OBJECTIVE: Amidst the evident challenges posed by brain tumors and the evident limitations of conventional treatment methodologies like surgery, radiotherapy, and chemotherapy, our primary objective was to probe the therapeutic potential of high-intensity therapeutic ultrasound (HITU). The aim was to introduce a safer, cost-effective, and efficient alternative to existing treatments, especially beneficial for inaccessible brain tumor sites and resource-constrained medical facilities. MATERIALS AND METHODS: Leveraging post-1990s MR technology advancements, we employed the non-invasive HITU technique, akin to high-intensity focused ultrasound. This method directs acoustic energy to tissues, primarily inducing coagulation necrosis by absorbing energy and elevating tissue temperatures. Glial tumor cells were subjected to HITU to assess its effects. RESULTS: Upon applying HITU to glial tumor cells, significant alterations in cellular structural integrity were evident. The main action of HITU was the absorption of acoustic energy, leading to a notable temperature rise and coagulation necrosis.

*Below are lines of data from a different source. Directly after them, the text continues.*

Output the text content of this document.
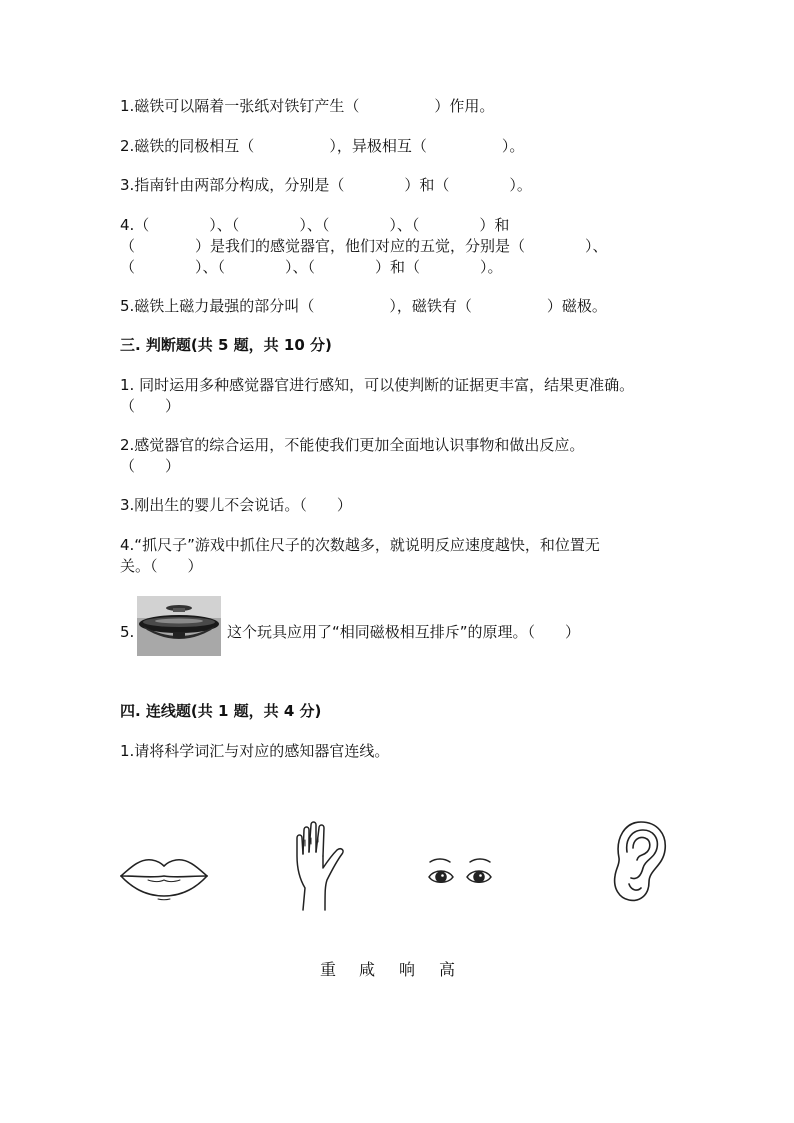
1.磁铁可以隔着一张纸对铁钉产生（　　　　　）作用。
2.磁铁的同极相互（　　　　　），异极相互（　　　　　）。
3.指南针由两部分构成，分别是（　　　　）和（　　　　）。
4.（　　　　）、（　　　　）、（　　　　）、（　　　　）和
（　　　　）是我们的感觉器官，他们对应的五觉，分别是（　　　　）、
（　　　　）、（　　　　）、（　　　　）和（　　　　）。
5.磁铁上磁力最强的部分叫（　　　　　），磁铁有（　　　　　）磁极。
三. 判断题(共 5 题，共 10 分)
1. 同时运用多种感觉器官进行感知，可以使判断的证据更丰富，结果更准确。
（　　）
2.感觉器官的综合运用，不能使我们更加全面地认识事物和做出反应。
（　　）
3.刚出生的婴儿不会说话。（　　）
4.“抓尺子”游戏中抓住尺子的次数越多，就说明反应速度越快，和位置无
关。（　　）
5.	这个玩具应用了“相同磁极相互排斥”的原理。（　　）
四. 连线题(共 1 题，共 4 分)
1.请将科学词汇与对应的感知器官连线。
重 咸 响 高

Flow cytometry indicated significant cellular changes post-HITU. ANOVA and t-test analyses showed a significant relationship between HITU application and time (p<0.05). The Shapiro-Wilk test revealed non-normal data distribution (p<0.05), leading to the use of nonparametric methods. The t-test results after HITU displayed significant differences (p<0.05) in cell counts and fluorescence intensity between control and treated groups. This result was consistent across multiple tests, indicating the reliability of the method in causing cellular damage to the tumor cells. CONCLUSIONS: Our laboratory analyses offer compelling evidence that HITU is not merely feasible but is also a promising non-invasive approach in the treatment paradigm of brain tumors. Standing distinctively apart from radiotherapy, HITU averts early, or late complications commonly associated with the former. While the path ahead mandates comprehensive research to ascertain its clinical utility, preliminary indications firmly posit HITU as a groundbreaking prospect in the management of brain tumors.